Le festival Resolution à The Place, à Londres, a offert un aperçu prometteur de la nouvelle scène chorégraphique avec une soirée consacrée à l’exploration des états liminaux et des transitions. Trois pièces, chacune à sa manière, ont interrogé les moments de passage et les fardeaux que nous portons.
La performance la plus marquante de la soirée fut sans doute Interchange, une œuvre solo interprétée par Seirian Griffiths. Le spectateur est plongé dans un purgatoire bureaucratique où Michael, fraîchement décédé, apprend par la voix impersonnelle mais affable de Sam Booth qu’il doit régler quelques affaires inachevées. Pour avancer, il doit revisiter les relations qui ont jalonné sa vie, de sa mère à ses amours éphémères. La mise en scène, qui pastiche avec un certain excès l’enfer administratif accompagné de musique d’ascenseur, donne lieu à une danse qui n’est pas tout à fait un exorcisme, mais certainement une purification. Griffiths incarne avec grâce et vivacité les souvenirs qui défilent, les moments de tourment contenus, le tout soutenu par une composition chorégraphique précise et dynamique. Des touches de hip-hop, notamment lors d’une figure de headstand ou d’une quasi-lévitation, ajoutent une légèreté surprenante, l’ombre du danseur dessinant un contour fantomatique au sol.
Bien que l’audace de la proposition soit indéniable et que la réflexion sur le poids du passé soit pertinente, le dispositif du purgatoire et la voix off s’estompent étrangement vers la fin, laissant la pièce avec une impression de travail inachevé.

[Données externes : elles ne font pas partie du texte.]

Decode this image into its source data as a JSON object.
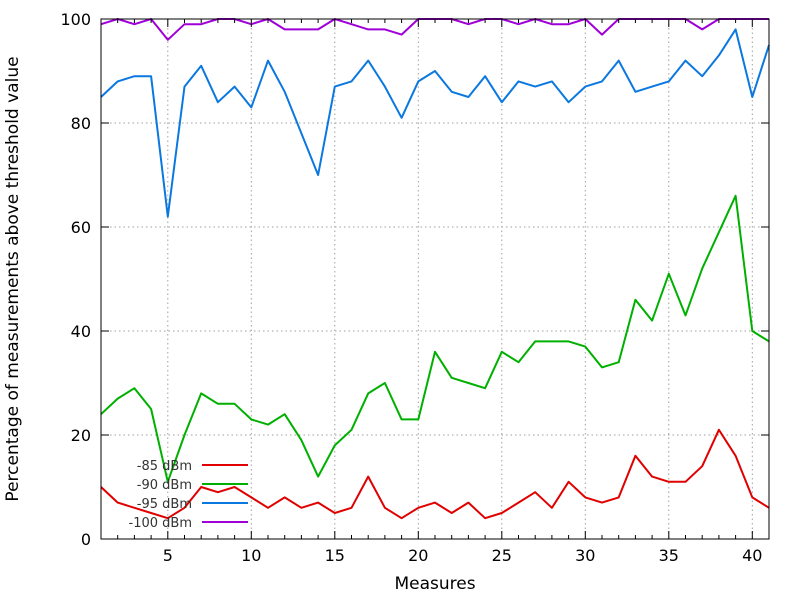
{
  "chart_data": {
    "type": "line",
    "title": "",
    "xlabel": "Measures",
    "ylabel": "Percentage of measurements above threshold value",
    "xlim": [
      1,
      41
    ],
    "ylim": [
      0,
      100
    ],
    "x_ticks": [
      5,
      10,
      15,
      20,
      25,
      30,
      35,
      40
    ],
    "y_ticks": [
      0,
      20,
      40,
      60,
      80,
      100
    ],
    "grid": true,
    "legend_position": "bottom-left",
    "x": [
      1,
      2,
      3,
      4,
      5,
      6,
      7,
      8,
      9,
      10,
      11,
      12,
      13,
      14,
      15,
      16,
      17,
      18,
      19,
      20,
      21,
      22,
      23,
      24,
      25,
      26,
      27,
      28,
      29,
      30,
      31,
      32,
      33,
      34,
      35,
      36,
      37,
      38,
      39,
      40,
      41
    ],
    "series": [
      {
        "name": "-85 dBm",
        "color": "#e00000",
        "values": [
          10,
          7,
          6,
          5,
          4,
          6,
          10,
          9,
          10,
          8,
          6,
          8,
          6,
          7,
          5,
          6,
          12,
          6,
          4,
          6,
          7,
          5,
          7,
          4,
          5,
          7,
          9,
          6,
          11,
          8,
          7,
          8,
          16,
          12,
          11,
          11,
          14,
          21,
          16,
          8,
          6
        ]
      },
      {
        "name": "-90 dBm",
        "color": "#00b000",
        "values": [
          24,
          27,
          29,
          25,
          11,
          20,
          28,
          26,
          26,
          23,
          22,
          24,
          19,
          12,
          18,
          21,
          28,
          30,
          23,
          23,
          36,
          31,
          30,
          29,
          36,
          34,
          38,
          38,
          38,
          37,
          33,
          34,
          46,
          42,
          51,
          43,
          52,
          59,
          66,
          40,
          38
        ]
      },
      {
        "name": "-95 dBm",
        "color": "#0b78e0",
        "values": [
          85,
          88,
          89,
          89,
          62,
          87,
          91,
          84,
          87,
          83,
          92,
          86,
          78,
          70,
          87,
          88,
          92,
          87,
          81,
          88,
          90,
          86,
          85,
          89,
          84,
          88,
          87,
          88,
          84,
          87,
          88,
          92,
          86,
          87,
          88,
          92,
          89,
          93,
          98,
          85,
          95
        ]
      },
      {
        "name": "-100 dBm",
        "color": "#a000d8",
        "values": [
          99,
          100,
          99,
          100,
          96,
          99,
          99,
          100,
          100,
          99,
          100,
          98,
          98,
          98,
          100,
          99,
          98,
          98,
          97,
          100,
          100,
          100,
          99,
          100,
          100,
          99,
          100,
          99,
          99,
          100,
          97,
          100,
          100,
          100,
          100,
          100,
          98,
          100,
          100,
          100,
          100
        ]
      }
    ]
  }
}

La chorégraphe chinoise Qi Song a ensuite présenté Archive/Flesh/Echoes, une œuvre inspirée de l’ambiance des clubs nocturnes. Le sound designer Sanki a créé une musique éthérée, progressivement saturée de pulsations, pour un ensemble de danseurs qui s’activent après des échanges discrets, des murmures et des contacts furtifs. En transe, hypnotisés par le DJ et attirés par les jeux de lumière dorés de Sanli Lin Wang, ils ne se perdent pas dans la musique, mais s’y concentrent intensément, comme dans une autre scène où chacun recherche séparément l’extase. L’un des danseurs exprime la douleur de suivre le rythme, un autre est projeté en l’air par la force des basses. Que ce soit en groupe, dans une vague ondulante, ou en solo, les interprètes capturent l’essence d’une nuit de clubbing, son énergie fluctuante, comme si une force les poussait à danser jusqu’au bout de la nuit. La performance est pleine d’élan, mais souffre de quelques passages génériques et gagnerait à être resserrée pour atteindre la puissance transcendante de The Butterfly Who Flew Into the Rave, une œuvre similaire explorant la transe à travers la techno.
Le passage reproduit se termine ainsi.